How to Reduce a Linear System to Row Echelon Form

To reduce a system of linear equations to row echelon form I apply the standard operations of Gaussian elimination.

I add a multiple of one equation to another, provided the scalar is nonzero
I multiply an equation by a nonzero scalar
I swap the positions of two equations in the system

A worked example

Consider the linear system

$$ \begin{cases} x+y+z = 1 \\ x+z=1 \\ x+y=2 \end{cases} $$

I begin by writing its augmented matrix A|B, which includes the coefficients and the constant terms, alongside the coefficient matrix A.

$$ A|B= \begin{pmatrix} 1 & 1 & 1 & 1 \\ 1 & 0 & 1 & 1 \\ 1 & 1 & 0 & 2 \end{pmatrix} $$

$$ A= \begin{pmatrix} 1 & 1 & 1 \\ 1 & 0 & 1 \\ 1 & 1 & 0 \end{pmatrix} $$

The matrix A is clearly not in row echelon form.

To obtain such a form, I perform Gaussian elimination on the augmented matrix A|B.

The first task is to clear the entries below the leading 1 in the first column. Two entries, highlighted in red, must be eliminated.

$$ A|B= \begin{pmatrix} 1 & 1 & 1 & 1 \\ \color{red}1 & 0 & 1 & 1 \\ \color{red}1 & 1 & 0 & 2 \end{pmatrix} $$

I replace the second row R2 with R2 minus R1.

$$ R2 = R2 + R1 \cdot (-1) $$

$$ A|B= \begin{pmatrix} 1 & 1 & 1 & 1 \\ \color{red}1-1 & 0-1 & 1-1 & 1-1 \\ \color{red}1 & 1 & 0 & 2 \end{pmatrix} $$

$$ A|B= \begin{pmatrix} 1 & 1 & 1 & 1 \\ 0 & -1 & 0 & 0 \\ \color{red}1 & 1 & 0 & 2 \end{pmatrix} $$

Next I eliminate the corresponding entry in the third row by replacing R3 with R3 minus R1.
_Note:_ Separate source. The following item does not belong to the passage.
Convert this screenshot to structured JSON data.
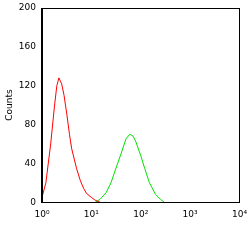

$$ R3 = R3 + R1 \cdot (-1) $$

$$ A|B= \begin{pmatrix} 1 & 1 & 1 & 1 \\ 0 & -1 & 0 & 0 \\ \color{red}1-1 & 1-1 & 0-1 & 2-1 \end{pmatrix} $$

$$ A|B= \begin{pmatrix} 1 & 1 & 1 & 1 \\ 0 & -1 & 0 & 0 \\ 0 & 0 & -1 & 1 \end{pmatrix} $$

At this stage the coefficient matrix is already in row echelon form:

$$ A= \begin{pmatrix} 1 & 1 & 1 \\ 0 & -1 & 0 \\ 0 & 0 & -1 \end{pmatrix} $$

Note. Once the augmented matrix A|B has been reduced, the coefficient matrix A is obtained simply by removing the last column, which contains the constant terms B.

To determine the rank of each matrix, I count the number of pivot positions.

Since both A|B and A contain three pivots, their rank is r=3.

$$ r(A) = r(A|B)= 3 $$

By the Rouché - Capelli theorem the system is consistent.

Because the system has n=3 variables, the dimension of its solution space is

$$ \infty^{n-r} = \infty^{3-3} = \infty^0 = 1 \ soluzione $$

The system therefore admits a unique solution.

I now rewrite the system in the form corresponding to the reduced augmented matrix A|B.

$$ A|B= \begin{pmatrix} 1 & 1 & 1 & 1 \\ 0 & -1 & 0 & 0 \\ 0 & 0 & -1 & 1 \end{pmatrix} $$

$$ \begin{cases} x+y+z=1 \\ -y=0 \\ -z=1 \end{cases} $$

$$ \begin{cases} x+y+z=1 \\ y=0 \\ z=-1 \end{cases} $$

Solving the system is immediate. Two variables are already determined, so I substitute y=0 and z=-1 into the first equation:

$$ \begin{cases} x+0-1=1 \\ y=0 \\ z=-1 \end{cases} $$

$$ \begin{cases} x=1+1 \\ y=0 \\ z=-1 \end{cases} $$

$$ \begin{cases} x=2 \\ y=0 \\ z=-1 \end{cases} $$

The unique solution is x=2, y=0 and z=-1.

Verification. The original system is $$ \begin{cases} x+y+z = 1 \\ x+z=1 \\ x+y=2 \end{cases} $$ Substituting x=2, y=0 and z=-1 yields $$ \begin{cases} 2+0+(-1) = 1 \\ 2+(-1)=1 \\ 2+0=2 \end{cases} $$ $$ \begin{cases} 1 = 1 \\ 1=1 \\ 2=2 \end{cases} $$ All three identities hold, confirming the correctness of the solution.

And the procedure continues in the same way for larger systems.